Monday, March 26, 2012

Get up.

Somewhere over the years past I heard a sermon discussing Moses and Joshua. While I do not remember the three points or alliteration, I do remember something that the pastor pointed out...

and its something that God recently reminded me of...

to which I then explained to Him that the story didn't pertain to me at this point in my life...

and we can all guess how that ended.
So let me share the lesson I've learned (actually, still learning).

The last chapter in Deuteronomy tells of the Lord showing Moses the Promised Land. He could not enter, but he saw it from Mount Nebo. The chapter goes on to tell of Moses' death, burial, and the people of Israel's mourning.

I have a feeling that while some might have known that Moses was not to enter the Promised Land, they were shocked when he died. Verse 7 says,

"Moses was 120 years old when he died. His eye was undimmed, and his vigor unabated."
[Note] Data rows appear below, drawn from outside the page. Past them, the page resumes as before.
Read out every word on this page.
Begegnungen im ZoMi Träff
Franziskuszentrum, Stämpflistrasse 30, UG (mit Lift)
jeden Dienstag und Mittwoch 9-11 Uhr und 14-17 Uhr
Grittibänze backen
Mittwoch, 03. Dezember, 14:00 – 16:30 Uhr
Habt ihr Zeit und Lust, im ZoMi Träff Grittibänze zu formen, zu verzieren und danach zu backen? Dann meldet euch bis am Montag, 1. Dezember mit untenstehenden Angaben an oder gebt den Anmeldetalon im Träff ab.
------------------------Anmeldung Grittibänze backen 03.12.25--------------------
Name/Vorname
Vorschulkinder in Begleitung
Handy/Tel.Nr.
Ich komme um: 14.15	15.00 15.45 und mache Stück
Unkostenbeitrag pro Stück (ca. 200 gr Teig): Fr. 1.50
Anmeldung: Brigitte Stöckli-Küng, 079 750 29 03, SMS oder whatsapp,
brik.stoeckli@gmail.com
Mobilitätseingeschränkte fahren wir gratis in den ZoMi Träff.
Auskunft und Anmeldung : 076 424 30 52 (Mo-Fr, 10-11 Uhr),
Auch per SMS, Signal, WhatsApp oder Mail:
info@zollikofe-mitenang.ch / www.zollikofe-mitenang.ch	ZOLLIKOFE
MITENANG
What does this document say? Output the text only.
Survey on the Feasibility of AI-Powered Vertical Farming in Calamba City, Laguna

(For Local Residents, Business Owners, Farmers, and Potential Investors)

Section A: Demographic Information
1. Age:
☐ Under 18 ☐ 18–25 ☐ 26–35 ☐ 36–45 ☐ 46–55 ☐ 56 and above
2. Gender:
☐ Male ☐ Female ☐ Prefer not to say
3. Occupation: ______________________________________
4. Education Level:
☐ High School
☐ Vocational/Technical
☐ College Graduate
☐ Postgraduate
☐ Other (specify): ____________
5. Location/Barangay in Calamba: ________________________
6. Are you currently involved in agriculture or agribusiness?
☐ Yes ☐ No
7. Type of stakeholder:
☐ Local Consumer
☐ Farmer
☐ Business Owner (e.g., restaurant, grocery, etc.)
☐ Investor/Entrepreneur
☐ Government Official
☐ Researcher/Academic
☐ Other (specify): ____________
The man the people of Israel had followed through parted water and barren desert was gone and quite suddenly it seems. After Verse 8 goes on to say the days of mourning ended and the hand-off happened. Joshua, son of Nun, was up. He had been blessed by Moses, so they all knew it was coming, and they responded with obedience. **Side Note: can I just say, that's a big deal! Let's think about it... If these people had been wandering in the desert for 40 years, and had dwindled down to only the descendants of Caleb and Joshua... I think it is safe bet to say that those left, had lived their entire lives under Moses' leadership. If not the entirety, then a good bit of it. So they have to trust, follow someone else after spending your life under someone else?? I believe it to be a testament of who they really were submitting themselves to: God Almighty Himself. (Granted, I know that the children of Israel didn't always do what they were suppose to, but at that moment they were on it.)

Moving on. 
Deuteronomy ends, Joshua (and God's lesson for me) begins.
 
"After the death of Moses, the servant of the LORD, the LORD said to Joshua the son of Nun, Moses' assistant, 'Moses my servant is dead. Now therefore arise, go...' "
(Joshua 1:1-2a)
 
Do you really think God needed to inform Joshua that Moses was dead? That somehow he missed it and God needed to highlight the fact that the great prophet wasn't around anymore? That the man who had poured into Joshua and blessed him to lead God's people was GONE?
 
Now, I'm not Joshua, nor am I trying to downplay his role in scripture. He was a man of God and may I remind you one of two that had faith that the Lord would give them the Promised Land (Numbers 13). But in my human flesh I can imagine what it would be like to lose such an important person. To be so consumed with my circumstances that God has to state the obvious.
 
Lord, I miss him...
HE IS DEAD.
They won't trust me....
ARISE.
I can't do this. I can't lead them. How can I?
GET UP. GO...

I try to hold on to things. Good times, good memories, friendships. Re-living in my mind seasons of life that I'm glad God gave me. When I sense God moving me on, I squeeze those things tight and say, "O no God. Please, just let me keep it. Don't make me try something new." So in my clinging and re-living, I don't see the opportunities that God has in front of me. I don't want to move on to try something new or trust something/someone new. So I hold on to what is comfortable and familiar. But as I sat in a corner, holding on for dear life, mourning, sadden that a season is over,  the Lord steps in to end it.

He says... ARISE.
Or is Kristinense: GET. UP. 

Now, please hear me. I'm not saying you shouldn't mourn or be sad when you lose someone or you move on to a different season of life. I'm saying that I have the tendency to dwell  on it past a reasonable time and it takes our sweet Lord intervening to get me out of a rut. He stated the obvious and gave instruction. Because He loves you and I too much and has better things in store for His glory than to let us wallow in a corner.

The rest of verse 2 and 3 say...

"Moses my servant is dead. Now therefore arise, go over this Jordan, you and all this people, into the land that I am giving to then, to the people of Israel. Every place that the sole of your foot will tread upon I have given to you, just as I promised to Moses."

The Promised Land was waiting!!! He was giving instruction to go to the place that they had waited on for YEARS. WHOO HOO! How awesome to look at what was ahead. Better still, God goes on to reminds Joshua how He will be with him just like He was with Moses. How Joshua was not to be frightened or dismayed, but to be strong and courageous (v. 9).

Its time to get up. He promises to not to leave or forsake His own. Why would we delay?